10. Business school students will be taught to couple profit with purpose
Federico Frattini
Dean
MIP Politecnico di Milano
In the last few years, one of the business trends we've seen is that many organizations and business leaders have realized that companies have to rethink their purpose and role within society. Profit, equity, sustainability, and inclusion must co-exist.
As a result of this new awareness, the purpose of every business should increasingly be rethought to give centrality to the role that it wishes to hold in society.
Therefore, I think that the biggest challenge that business schools are facing, and one of the trends in higher education we'll see in 2022, is innovating and transforming educational methods so that business schools can help future business leaders, managers, and entrepreneurs to understand that profit should not be the sole goal of an organization.
11. Business school culture will need to be rebuilt
Bill Boulding
Dean
Duke University’s Fuqua School of Business
We’ve all learned a lot from the forced experiment of educating students during a global pandemic. Some of what we’ve discovered has been good and I anticipate schools will keep, like lightning-speed problem-solving and innovation.
However, we’ll also need to confront some less positive consequences of the disruption, which will mean placing renewed focus on repairing the fabric of our communities.
New students and employees who joined remotely may not have had the benefit of absorbing our ethos or forming deep relationships, while different members of our communities are at wildly different places in confronting their trauma from the pandemic.

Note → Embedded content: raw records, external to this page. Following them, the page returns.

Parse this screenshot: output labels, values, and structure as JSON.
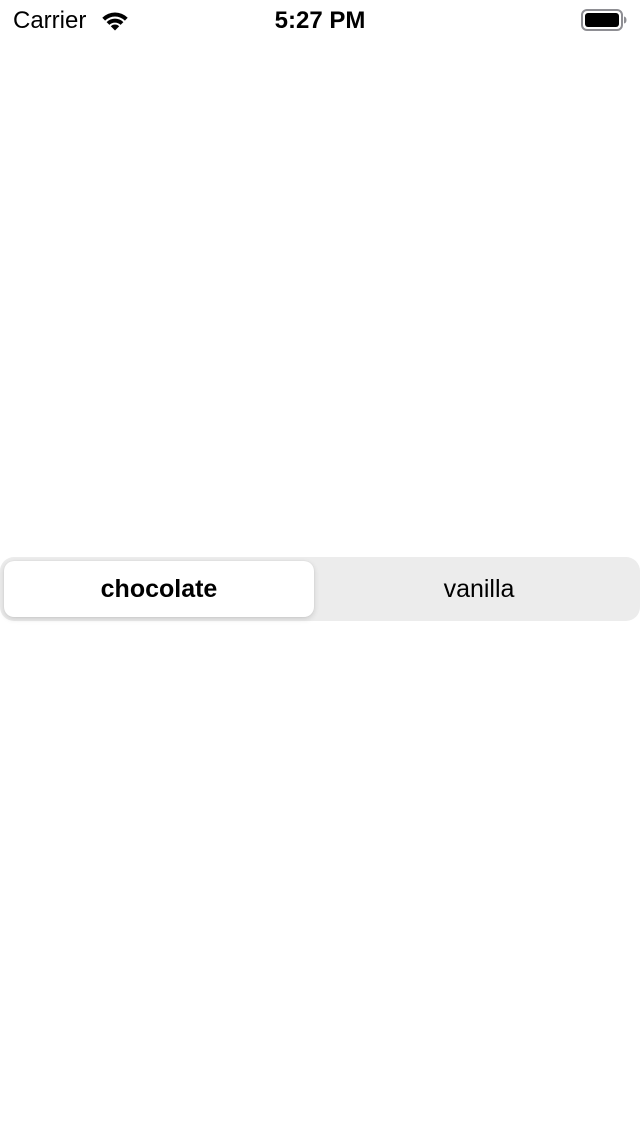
{
  "status_bar": {
    "carrier": "Carrier",
    "time": "5:27 PM",
    "wifi_icon": "wifi-icon",
    "battery_icon": "battery-full-icon"
  },
  "segmented_control": {
    "segments": [
      {
        "label": "chocolate",
        "selected": true
      },
      {
        "label": "vanilla",
        "selected": false
      }
    ],
    "colors": {
      "track": "#ececec",
      "selected_pill": "#ffffff",
      "text": "#000000"
    }
  }
}
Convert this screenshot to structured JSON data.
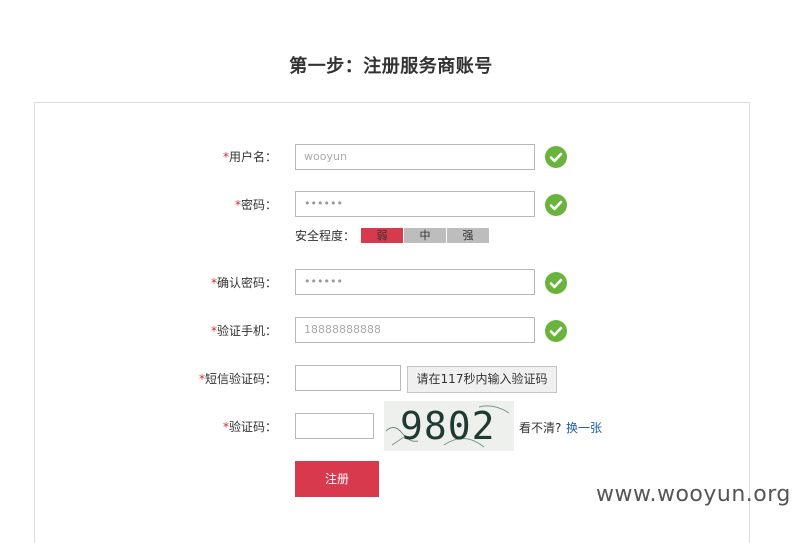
{
  "page": {
    "title": "第一步：注册服务商账号"
  },
  "form": {
    "username": {
      "label": "用户名：",
      "value": "wooyun"
    },
    "password": {
      "label": "密码：",
      "value": "••••••"
    },
    "strength": {
      "label": "安全程度：",
      "weak": "弱",
      "medium": "中",
      "strong": "强",
      "level": "weak"
    },
    "confirm": {
      "label": "确认密码：",
      "value": "••••••"
    },
    "phone": {
      "label": "验证手机：",
      "value": "18888888888"
    },
    "sms": {
      "label": "短信验证码：",
      "value": "",
      "button": "请在117秒内输入验证码"
    },
    "captcha": {
      "label": "验证码：",
      "value": "",
      "image_text": "9802",
      "unclear": "看不清?",
      "refresh": "换一张"
    },
    "submit": "注册",
    "required_mark": "*"
  },
  "watermark": "www.wooyun.org",
  "colors": {
    "accent": "#d8394d",
    "ok": "#6ab43e",
    "link": "#1d5fa6"
  }
}
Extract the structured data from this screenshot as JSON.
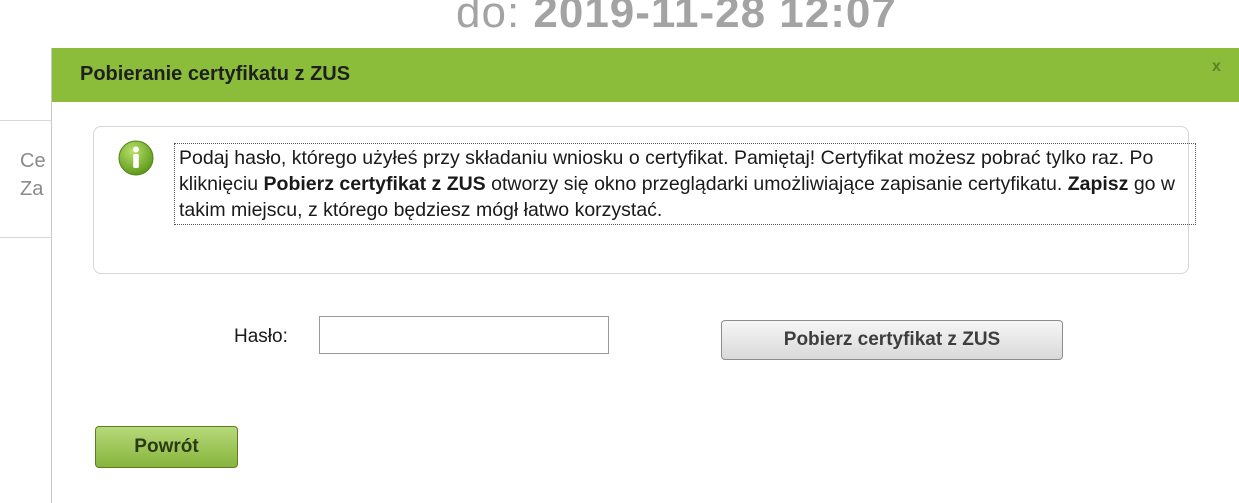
{
  "background": {
    "date_prefix": "do: ",
    "date_value": "2019-11-28 12:07",
    "side_text_1": "Ce",
    "side_text_2": "Za"
  },
  "modal": {
    "title": "Pobieranie certyfikatu z ZUS",
    "close_label": "x",
    "info": {
      "icon": "info-icon",
      "text_1": "Podaj hasło, którego użyłeś przy składaniu wniosku o certyfikat. Pamiętaj! Certyfikat możesz pobrać tylko raz. Po kliknięciu ",
      "bold_1": "Pobierz certyfikat z ZUS",
      "text_2": " otworzy się okno przeglądarki umożliwiające zapisanie certyfikatu. ",
      "bold_2": "Zapisz",
      "text_3": " go w takim miejscu, z którego będziesz mógł łatwo korzystać."
    },
    "form": {
      "password_label": "Hasło:",
      "password_value": "",
      "download_button": "Pobierz certyfikat z ZUS"
    },
    "back_button": "Powrót"
  },
  "colors": {
    "header_green": "#8bbd3a",
    "button_green": "#86b53c",
    "info_icon_green": "#7fb62d"
  }
}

Just as is happening in organizations around the world, I anticipate schools becoming more intentional about rebuilding culture.
Business Education Trends: What to watch in 2022?
The business schools that will continue to deliver on the value proposition of graduate management education in 2022 will be those that make hybrid learning work by tailoring their proposition to each individual student.
However, hybrid learning might not be the most pressing concern among the trends in higher education for business schools in 2022. The challenges related to the climate crisis were the most commonly identified by business school deans, and schools need to double down on meeting the demands of climate change.
That could include reducing their own carbon footprint with fewer overseas trips or having corporate social responsibility and ESG as pillars running across the entire curriculum.
The business schools to watch in 2022 will be those that meet the climate crisis and the consequences of the pandemic head on.